Dr. Venter: It's done in a way to avoid the [hefty] costs but it's also the real part of genomics that's needed. What you want to know about yourself is your complete diploid genome, which means, "here's the sequence of the chromosomes that you got from your mother; here's the one you got from your father." Because, in doing that, we can actually find what's called compound heterozygotes. As you know, that is totally different from simple sequencing. You have this single-nucleotide polymorphism (SNP) variation, and probably most genetic diseases, like most human traits, are a combination of what we get from both parents. Without the complete diploid genome, we won't know the true impact of the genetics associated with disease.

World's First Carbon-Neutral Research Building

Dr. Topol: So much of what's missing today is the rare or low-frequency variant alleles that we're hopefully going to find a lot more of in the future. But you're now building a new institute here in La Jolla, California, which I drive by all the time. It looks really fantastic. When is that going to be ready and what are you going to do in there?

Dr. Venter: It's a unique model. We're going to be the first truly independent research institute on the University of California San Diego (UCSD) campus. It's part of, but also independent of, UCSD. It's going to be putting new things into action. It's going to be the world's first zero-carbon or carbon-neutral research building. It's not so hard to do with an office building, but it's very hard to do when you have computers and fume hoods and are following Occupational Safety and Health Administration (OSHA) regulations for air changes. It's really trying to put all of these things into action to show that you can build an environmentally interactive building and do high-level research. We're going to do all of the things we currently do. There is going to be a lot of synthetic genomics research and a lot of environmental genomics. We're going to continue our ocean sampling and similar techniques that we've used to start this new field -- the microbiome.

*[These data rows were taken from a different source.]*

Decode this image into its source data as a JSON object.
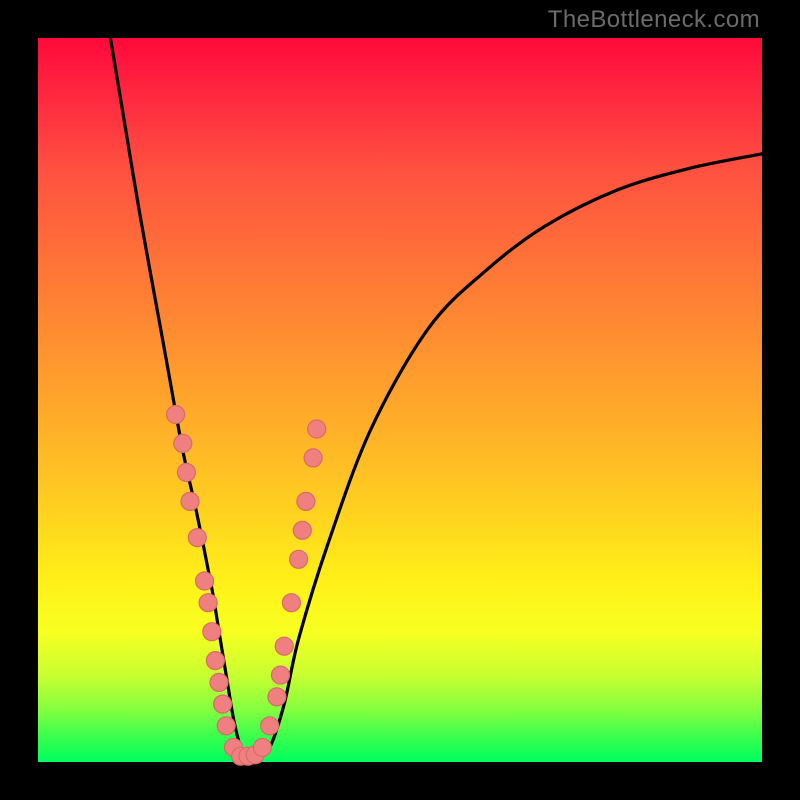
{
  "attribution": "TheBottleneck.com",
  "colors": {
    "frame": "#000000",
    "dot_fill": "#f08080",
    "dot_stroke": "#d86a6a",
    "curve_stroke": "#000000"
  },
  "chart_data": {
    "type": "line",
    "title": "",
    "xlabel": "",
    "ylabel": "",
    "xlim": [
      0,
      100
    ],
    "ylim": [
      0,
      100
    ],
    "grid": false,
    "legend": false,
    "series": [
      {
        "name": "bottleneck-curve",
        "x": [
          10,
          12,
          14,
          16,
          18,
          20,
          22,
          24,
          25,
          26,
          27,
          28,
          29,
          30,
          32,
          34,
          36,
          40,
          46,
          54,
          62,
          70,
          80,
          90,
          100
        ],
        "y": [
          100,
          88,
          76,
          65,
          54,
          43,
          34,
          24,
          18,
          12,
          6,
          2,
          0.5,
          0.5,
          2,
          8,
          17,
          30,
          46,
          60,
          68,
          74,
          79,
          82,
          84
        ]
      }
    ],
    "annotations": {
      "dots_note": "salmon scatter points clustered along lower V of the curve",
      "dots": [
        {
          "x": 19,
          "y": 48
        },
        {
          "x": 20,
          "y": 44
        },
        {
          "x": 20.5,
          "y": 40
        },
        {
          "x": 21,
          "y": 36
        },
        {
          "x": 22,
          "y": 31
        },
        {
          "x": 23,
          "y": 25
        },
        {
          "x": 23.5,
          "y": 22
        },
        {
          "x": 24,
          "y": 18
        },
        {
          "x": 24.5,
          "y": 14
        },
        {
          "x": 25,
          "y": 11
        },
        {
          "x": 25.5,
          "y": 8
        },
        {
          "x": 26,
          "y": 5
        },
        {
          "x": 27,
          "y": 2
        },
        {
          "x": 28,
          "y": 0.8
        },
        {
          "x": 29,
          "y": 0.8
        },
        {
          "x": 30,
          "y": 1
        },
        {
          "x": 31,
          "y": 2
        },
        {
          "x": 32,
          "y": 5
        },
        {
          "x": 33,
          "y": 9
        },
        {
          "x": 33.5,
          "y": 12
        },
        {
          "x": 34,
          "y": 16
        },
        {
          "x": 35,
          "y": 22
        },
        {
          "x": 36,
          "y": 28
        },
        {
          "x": 36.5,
          "y": 32
        },
        {
          "x": 37,
          "y": 36
        },
        {
          "x": 38,
          "y": 42
        },
        {
          "x": 38.5,
          "y": 46
        }
      ]
    }
  }
}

The Microbiome's Role in Health and Disease

Dr. Topol: I wanted to get into that because it is such a hot area. Again, you were ahead of the curve. Years ago, you were pushing on the microbiome. And now, particularly the gut microbiome seems to be linked with obesity, diabetes, even hypertension. Where are we going to go with the microbiome? Are we all going to start having gut microbiome sequencing?

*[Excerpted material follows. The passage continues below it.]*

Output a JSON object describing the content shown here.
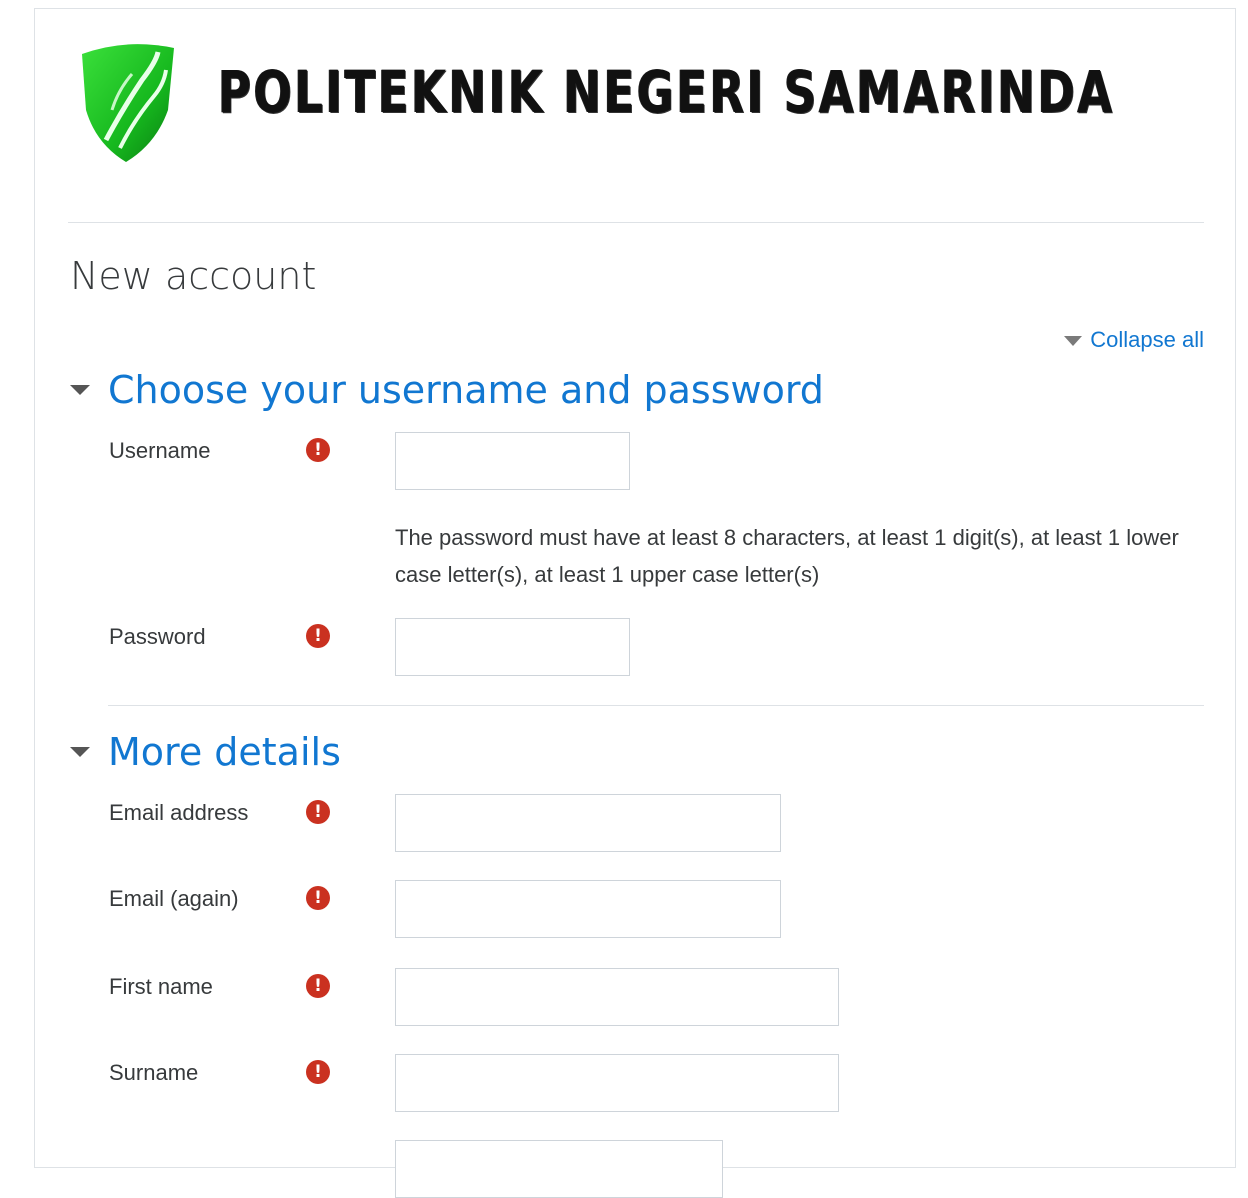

Dr. Venter: It's not just the gut. It's the oral cavity. It's the skin. It's the vagina. It's really important because, as you know, we have 20,000-plus human genes. We have about 10 million bacterial genes. So, the complexity of the bacterial metabolism affects what's circulated in our blood. We all have about 50 chemicals circulating through our brains right now from bacterial metabolites of human chemicals, as well as chemicals from our diet. Nobody has ever looked or even asked the question of what they do because we didn't know they were there. It's not surprising that it affects medicine. We are humans in a microbial environment. We're breathing microbes and viruses right now. They're part of our whole physiology. Again, we need large populations to understand that. But almost everywhere people look now, using our techniques with the microbiome, they're finding clear associations. There is going to be microbial replacement therapy, but hopefully, instead of the kind of antibiotic therapy we've been using, we can go to very targeted therapy. We're developing synthetic phage at my company, Synthetic Genomics, to target very specific bacterial populations. For example, if you want to get rid of H pylori, you don't wipe out your entire bacterial populations. You get rid of just the H pylori.

Dr. Topol: Or for C difficile,maybe we can get past fecal transplants?

Dr. Venter: Exactly.

Dr. Topol: That would be nice.

Dr. Venter: We can simply define those populations and do it with a simple pill or suppository in a very defined population. It will work for that individual, instead of just using average medicine practices for the average population.